Kadının sesi ile daldığı düşüncelerden sıyrılıp tekrar ona odaklandı.
“İçeri girdiğimizde ilk kez bir şey fark ettim yıllarca çok cesur bulduğum kocam aslında ödleğin tekiymiş. Ona soyunma odalarına doğru yürümesini söylediğimde bana yalvarmaya başladı. Avrupa’ya gitmemizi, babam ortadan kalktığına göre artık benim adıma korkusunun geçtiğini, beni çok sevdiğini, yeniden başlayarak aşkımıza kaldığımız yerden devam edeceğimiz masalını anlatıyordu. Oysa onu beş metre uzaktan gören herkes nasıl titrediğini fark ederdi. Soyunma odasından geçip duş bölmelerine geçtik. Ona duş bölümüne geçmesini söyledim. Bana yalvarıyor fakat ben söylediği hiçbir şeyi dinlemiyordum. Onun yüzünden katil olmuştum o da ölmeliydi. Silahı doğrultup kalbine nişan aldım salak ateş etmeyeceğimi düşünmüş olmalı ki durduğu yerden hiç kıpırdamadı. Silah patladı. Ses o kadar güçlüydü ki bir an sağır olduğumu sandım. Gömleğinden sızan kanı görünce içimde bir yer acıdı ama aldırış etmedim. Yere doğru kayarken gözlerini gözlerime kitledi ben ise ona yaklaşıp onu ne kadar sevdiğimi söyledikten sonra cebinde taşıdığı not defterini ve küçük kalemini alıp sizi yanıltmak için o notu yazdım sonra musluğu açtım, bunu biriken kanın gitmesi için yaptığımın farkında değildim ama Beşiktaş’taki eve dönerken bunları düşündüm. Hemen duşa girip çıktım ve bir taksi çağırıp eve geldim. Size söyleyeceğim her şeyi düşünmüştüm. Yedi yıl önce işlediğim cinayeti kimse çözememişti. Sizin de benim yerime taraftarları soruşturacağınızı düşündüm. Ben nerede hata yaptım?” diyerek sağ eli ile alnına iki kez vurdu.
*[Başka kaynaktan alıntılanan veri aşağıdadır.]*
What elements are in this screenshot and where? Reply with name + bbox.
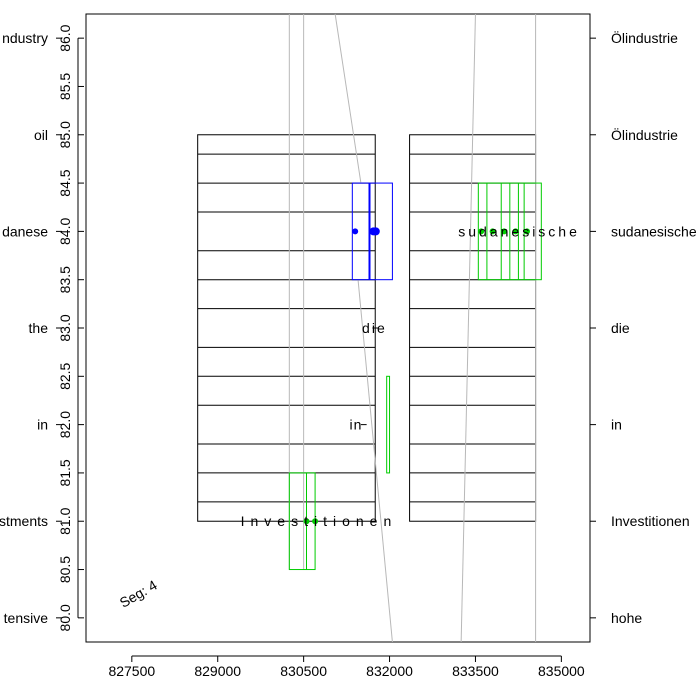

Aylin ise ona kasada bulunan dekontlarda yazan paraların Birol Bey tarafından hiç çekilmediğini söylemesine ve kurbanın katilini tanıdığı varsayımını, kayıp olan kadın ile ilgili verilen ifadelerde Birol Bey’in değil de Uğur Bey’in kadın ile barda oturduğunun kamera görüntülerinin var olduğunu söylemesine gerek yoktu.
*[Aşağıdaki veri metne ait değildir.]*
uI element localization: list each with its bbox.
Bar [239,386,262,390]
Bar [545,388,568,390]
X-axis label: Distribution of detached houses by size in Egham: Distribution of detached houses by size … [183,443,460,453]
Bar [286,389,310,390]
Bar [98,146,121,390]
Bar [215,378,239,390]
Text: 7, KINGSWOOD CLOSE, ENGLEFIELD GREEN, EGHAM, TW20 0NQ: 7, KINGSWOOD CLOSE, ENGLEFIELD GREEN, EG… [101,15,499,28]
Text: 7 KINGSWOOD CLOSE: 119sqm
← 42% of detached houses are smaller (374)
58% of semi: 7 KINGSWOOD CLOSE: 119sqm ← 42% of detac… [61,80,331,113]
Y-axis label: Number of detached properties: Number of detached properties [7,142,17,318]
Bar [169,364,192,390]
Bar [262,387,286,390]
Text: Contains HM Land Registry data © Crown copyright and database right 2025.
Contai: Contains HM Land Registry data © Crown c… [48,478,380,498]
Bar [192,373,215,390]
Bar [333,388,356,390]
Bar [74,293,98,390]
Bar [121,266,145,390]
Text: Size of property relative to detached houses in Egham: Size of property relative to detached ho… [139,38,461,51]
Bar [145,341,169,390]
Merve ayağa kalkıp “Az kalsın unutuyordum bıraktığım not ile aslında sizi şaşırtmak istemiştim ama aslında not sizin için değil Fehmi içindi. Şimdi siz benim yerimde olsanız ne yapardınız?” diye sorunca Aylin, “Merve Özgür sizi üç kişiyi planlayarak öldürmekten tutukluyorum,” dedi. Sonra elinde neredeyse on dakikadır tuttuğu kelepçeyi bileklerine geçirip mutfaktan çıkardı.
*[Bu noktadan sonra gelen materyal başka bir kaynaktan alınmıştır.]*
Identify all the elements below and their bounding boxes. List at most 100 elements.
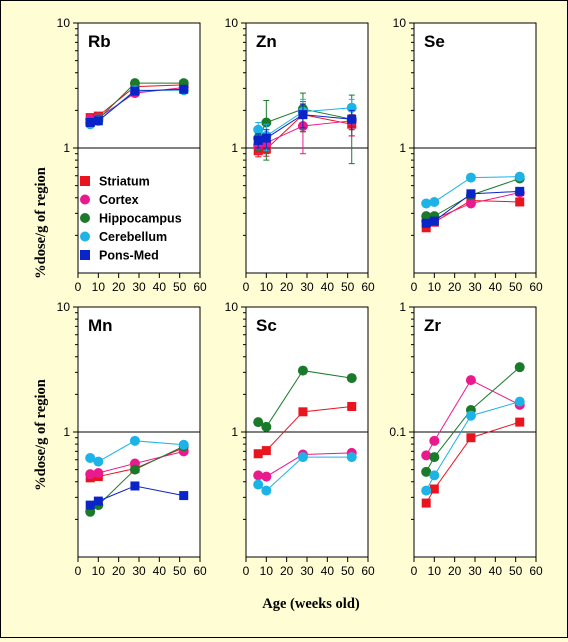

Kapının önüne çıktığında onu Sinan’a teslim ettikten sonra bakışlarını karanlık gökyüzüne çevirip “İnsan kendi dünyasında yarattığı tiyatro sahnesini yönettiğini unutup, hala yardımcı oyuncuları yargılamaya devam ediyor oysa sahneye çıkıp perdelerini kendisinin açıp kapattığını unutuyor. Olasılıkların sonucu değiştirebilecek olasılıkta olduğunu insan kabul etmeye başlamalıydı. Belki o zaman suç oranı düşer,” diye kendi kendine konuşarak Olay Yeri İnceleme Ekibine doğru ilerlemeye başladı.